I think there were a few factors that made that initial kirtan practice so profound and effective.  The first was that it was led by a woman who had been on a spiritual Path for many years.  She also had a great devotion and love for what she was singing to (The Divine of Many Names), and had been in the presence of many saints.  Another was that kirtan was her practice and something that she shared from her heart.  And last but definitely not least, there was not even a twinge of performance in it for her or us (I’m not knocking performance in general, just saying that in this particular situation, it would be a block to the intended effect), and she wasn’t doing it to make money.  (In fact she was just sharing her office space.  And I’m not knocking making money, which apparently everyone needs, just that it also can create a block to the intended effect.)  She was singing to God and sharing her energy.  We were singing to God and sharing our energy.  Everyone’s eyes were closed as we were endeavoring to focus our attention beyond the body and little mind.

Around that time, 1994, I got my first harmonium and began practicing by myself and leading a once a month kirtan with our local Kripalu group in Ann Arbor and then here when we moved to NC.  That group fell apart after some time, but then we met Amma and on one of my first retreats with her, I felt that she was giving me the guidance and motivation to begin leading kirtan again, this time weekly, so in 1998-9, Nikki and I decided to start offering weekly kirtan every Friday evening, even if no one showed up, first at our home yoga room, then at the studio behind our house, before moving it to Carrboro Yoga Co. briefly and then Open Heart when that began.  Nikki’s (my wife’s) “back-up” singing has been very helpful as some energy to “play off” and to help others learn and feel confident in the singing.   Early on there were a number of weeks when it was just me and Nikki but those days are apparently long gone.  We’ve had a few drummers over the years, and Bodhi Harmony still sometimes joins us playing tables when his busy schedule allows.

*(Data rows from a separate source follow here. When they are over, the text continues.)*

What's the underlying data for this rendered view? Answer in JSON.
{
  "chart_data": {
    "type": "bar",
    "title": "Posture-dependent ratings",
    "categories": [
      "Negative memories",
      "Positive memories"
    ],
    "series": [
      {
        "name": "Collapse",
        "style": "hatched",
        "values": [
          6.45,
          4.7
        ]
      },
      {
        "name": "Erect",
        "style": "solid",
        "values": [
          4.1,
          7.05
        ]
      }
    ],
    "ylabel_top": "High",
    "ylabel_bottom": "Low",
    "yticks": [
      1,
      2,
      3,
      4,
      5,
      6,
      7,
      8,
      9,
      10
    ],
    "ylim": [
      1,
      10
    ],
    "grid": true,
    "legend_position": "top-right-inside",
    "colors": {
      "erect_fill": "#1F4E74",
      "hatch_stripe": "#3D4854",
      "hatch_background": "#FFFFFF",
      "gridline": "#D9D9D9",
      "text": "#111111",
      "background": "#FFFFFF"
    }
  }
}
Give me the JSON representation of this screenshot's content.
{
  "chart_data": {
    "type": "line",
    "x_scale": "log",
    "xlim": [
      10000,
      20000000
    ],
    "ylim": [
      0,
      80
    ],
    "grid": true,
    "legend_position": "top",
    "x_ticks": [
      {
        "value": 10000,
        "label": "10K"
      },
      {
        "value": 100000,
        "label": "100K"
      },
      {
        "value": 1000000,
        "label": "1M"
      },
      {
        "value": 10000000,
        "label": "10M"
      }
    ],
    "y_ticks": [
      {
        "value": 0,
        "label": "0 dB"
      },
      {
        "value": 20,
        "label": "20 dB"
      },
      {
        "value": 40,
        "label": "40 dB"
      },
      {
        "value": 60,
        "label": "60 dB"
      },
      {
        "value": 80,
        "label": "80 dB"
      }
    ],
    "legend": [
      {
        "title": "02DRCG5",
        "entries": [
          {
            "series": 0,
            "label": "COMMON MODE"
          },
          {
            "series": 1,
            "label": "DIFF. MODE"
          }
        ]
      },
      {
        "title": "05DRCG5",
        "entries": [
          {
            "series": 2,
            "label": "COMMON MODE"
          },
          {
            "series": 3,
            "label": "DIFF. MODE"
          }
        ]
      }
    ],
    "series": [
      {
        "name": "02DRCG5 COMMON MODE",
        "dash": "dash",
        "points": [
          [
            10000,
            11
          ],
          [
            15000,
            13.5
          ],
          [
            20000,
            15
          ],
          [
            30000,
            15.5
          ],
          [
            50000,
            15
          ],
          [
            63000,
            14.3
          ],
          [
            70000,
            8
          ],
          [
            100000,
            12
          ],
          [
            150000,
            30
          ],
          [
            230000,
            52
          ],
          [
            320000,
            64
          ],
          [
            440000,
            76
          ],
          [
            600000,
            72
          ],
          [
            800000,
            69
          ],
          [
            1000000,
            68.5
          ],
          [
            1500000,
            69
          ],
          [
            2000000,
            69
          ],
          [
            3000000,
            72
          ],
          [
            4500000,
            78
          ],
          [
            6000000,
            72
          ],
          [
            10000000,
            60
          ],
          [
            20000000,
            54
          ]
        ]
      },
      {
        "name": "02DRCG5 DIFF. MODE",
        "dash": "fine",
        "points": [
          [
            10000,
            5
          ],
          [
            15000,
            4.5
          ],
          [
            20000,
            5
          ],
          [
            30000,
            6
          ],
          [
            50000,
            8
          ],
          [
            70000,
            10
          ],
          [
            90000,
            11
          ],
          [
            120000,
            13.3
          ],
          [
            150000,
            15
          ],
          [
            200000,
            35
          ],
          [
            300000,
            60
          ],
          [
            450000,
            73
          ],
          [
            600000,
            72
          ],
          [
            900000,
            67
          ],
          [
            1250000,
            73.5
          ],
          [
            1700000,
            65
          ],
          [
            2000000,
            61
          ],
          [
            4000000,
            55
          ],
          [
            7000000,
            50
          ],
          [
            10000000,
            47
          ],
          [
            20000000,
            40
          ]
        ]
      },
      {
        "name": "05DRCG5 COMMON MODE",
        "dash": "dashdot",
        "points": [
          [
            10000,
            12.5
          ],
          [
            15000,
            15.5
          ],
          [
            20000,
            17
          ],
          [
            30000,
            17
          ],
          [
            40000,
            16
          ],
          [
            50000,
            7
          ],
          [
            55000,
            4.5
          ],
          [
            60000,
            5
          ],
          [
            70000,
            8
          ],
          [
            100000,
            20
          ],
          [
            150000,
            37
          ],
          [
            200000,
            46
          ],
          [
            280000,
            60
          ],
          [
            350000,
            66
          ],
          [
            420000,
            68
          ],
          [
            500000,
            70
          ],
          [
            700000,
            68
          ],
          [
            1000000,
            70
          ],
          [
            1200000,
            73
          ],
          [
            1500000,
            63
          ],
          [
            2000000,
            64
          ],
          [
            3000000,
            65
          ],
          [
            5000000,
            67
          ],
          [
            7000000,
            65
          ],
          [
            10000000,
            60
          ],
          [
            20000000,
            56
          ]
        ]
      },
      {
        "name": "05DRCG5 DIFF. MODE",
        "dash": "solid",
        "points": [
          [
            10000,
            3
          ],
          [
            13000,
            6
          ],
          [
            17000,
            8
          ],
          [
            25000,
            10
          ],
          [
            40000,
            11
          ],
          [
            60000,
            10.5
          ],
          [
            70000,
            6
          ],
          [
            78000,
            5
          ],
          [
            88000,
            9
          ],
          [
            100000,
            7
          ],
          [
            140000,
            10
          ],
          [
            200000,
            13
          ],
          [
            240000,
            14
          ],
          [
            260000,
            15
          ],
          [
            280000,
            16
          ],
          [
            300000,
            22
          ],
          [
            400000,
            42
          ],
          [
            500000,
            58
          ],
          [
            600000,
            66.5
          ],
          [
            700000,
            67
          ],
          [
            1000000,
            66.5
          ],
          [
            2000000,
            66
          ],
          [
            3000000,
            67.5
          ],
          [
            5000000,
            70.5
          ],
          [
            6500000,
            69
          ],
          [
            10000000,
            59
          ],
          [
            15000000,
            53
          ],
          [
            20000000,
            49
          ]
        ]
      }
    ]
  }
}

Over the years, I have been blessed to be in the presence and get teachings from some great and long-time practitioners including Bhagavan Das (who introduced Ram Das to his Guru) at an intimate, week-long retreat at the Kripalu Center; Yogi Hari at Yogaville for a week and then for 2 weeks at his ashram in FL;  Krishna Das at Yogaville for 2 Memorial Day retreats and several other times for an evening; and the first Kirtan Festival at Yogaville which included Wah! and Jai Uttal; and of course, Amma, who gives teachings (and I think also Shakti, Divine Energy) through her soul-inspired singing.  There have been many other great and not-so-great kirtan leaders but I received something from them all.  The deepest kirtan experience I ever had was with Wah! at that festival which opened a door into another world that is RIGHT HERE, always and only, but it had never been perceived or experienced by me.  It was the Eternal Now and is the only thing that ever was or will be.  That experience persisted for a couple hours.  If that doesn’t make sense, just let it go… for now 🙂  All of those kirtan walas (leaders) have a deep connection with the Divine that they are able to share just by their being in It, and by the Grace of God.  They were/are my teachers and inspiration in the practice of kirtan.